In an example situation, bootable CDs are now commonly used by attackers. These CDs enable the attacker to “boot into” another operating system that is self-contained on that CD. When the attacker initiates this boot, the hard drive is still accessible, but the base operating system on the hard drive has been bypassed, so none of the normal protections are in place.
Attackers can use this method to easily change any password, including the administrator password, on the computer. Once the attacker has changed the administrator password, he or she removes the CD, booting the system off of the CD-stored operating system. Since the attacker successfully changed the password, he or she can now log on, unlock the Key, and decrypt any of the information on the system.
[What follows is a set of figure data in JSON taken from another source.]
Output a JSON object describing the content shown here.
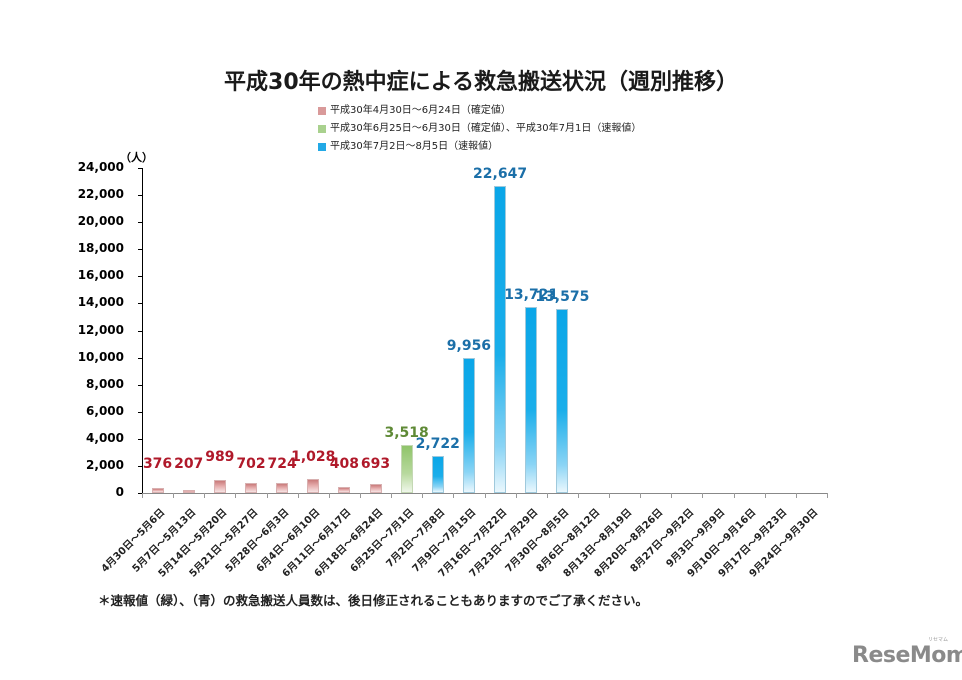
{
  "title": "平成30年の熱中症による救急搬送状況（週別推移）",
  "legend": [
    {
      "label": "平成30年4月30日～6月24日（確定値）",
      "color": "#d99a9a"
    },
    {
      "label": "平成30年6月25日～6月30日（確定値）、平成30年7月1日（速報値）",
      "color": "#a9d18e"
    },
    {
      "label": "平成30年7月2日～8月5日（速報値）",
      "color": "#22a9e6"
    }
  ],
  "note": "＊速報値（緑）、（青）の救急搬送人員数は、後日修正されることもありますのでご了承ください。",
  "logo": {
    "text": "ReseMom",
    "ruby": "リセマム"
  },
  "chart_data": {
    "type": "bar",
    "title": "平成30年の熱中症による救急搬送状況（週別推移）",
    "xlabel": "",
    "ylabel": "（人）",
    "ylim": [
      0,
      24000
    ],
    "yticks": [
      "0",
      "2,000",
      "4,000",
      "6,000",
      "8,000",
      "10,000",
      "12,000",
      "14,000",
      "16,000",
      "18,000",
      "20,000",
      "22,000",
      "24,000"
    ],
    "grid": false,
    "legend_position": "top",
    "categories": [
      "4月30日～5月6日",
      "5月7日～5月13日",
      "5月14日～5月20日",
      "5月21日～5月27日",
      "5月28日～6月3日",
      "6月4日～6月10日",
      "6月11日～6月17日",
      "6月18日～6月24日",
      "6月25日～7月1日",
      "7月2日～7月8日",
      "7月9日～7月15日",
      "7月16日～7月22日",
      "7月23日～7月29日",
      "7月30日～8月5日",
      "8月6日～8月12日",
      "8月13日～8月19日",
      "8月20日～8月26日",
      "8月27日～9月2日",
      "9月3日～9月9日",
      "9月10日～9月16日",
      "9月17日～9月23日",
      "9月24日～9月30日"
    ],
    "series": [
      {
        "name": "平成30年4月30日～6月24日（確定値）",
        "color": "#d99a9a",
        "values": [
          376,
          207,
          989,
          702,
          724,
          1028,
          408,
          693,
          null,
          null,
          null,
          null,
          null,
          null,
          null,
          null,
          null,
          null,
          null,
          null,
          null,
          null
        ],
        "labels": [
          "376",
          "207",
          "989",
          "702",
          "724",
          "1,028",
          "408",
          "693"
        ]
      },
      {
        "name": "平成30年6月25日～6月30日（確定値）、平成30年7月1日（速報値）",
        "color": "#a9d18e",
        "values": [
          null,
          null,
          null,
          null,
          null,
          null,
          null,
          null,
          3518,
          null,
          null,
          null,
          null,
          null,
          null,
          null,
          null,
          null,
          null,
          null,
          null,
          null
        ],
        "labels": [
          "3,518"
        ]
      },
      {
        "name": "平成30年7月2日～8月5日（速報値）",
        "color": "#22a9e6",
        "values": [
          null,
          null,
          null,
          null,
          null,
          null,
          null,
          null,
          null,
          2722,
          9956,
          22647,
          13721,
          13575,
          null,
          null,
          null,
          null,
          null,
          null,
          null,
          null
        ],
        "labels": [
          "2,722",
          "9,956",
          "22,647",
          "13,721",
          "13,575"
        ]
      }
    ]
  }
}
When considering data security solutions, there is no “silver bullet” or “magic” technology that ensures enterprise-wide information security. An organization will be able to protect is most sensitive information only by providing a comprehensive solution and using defense-in-depth. Encryption can play a major role in protecting the information that resides on laptop computers. However, in order for it to provide proper protection, encryption must be combined with Key management, user awareness, security policy, and proper installation.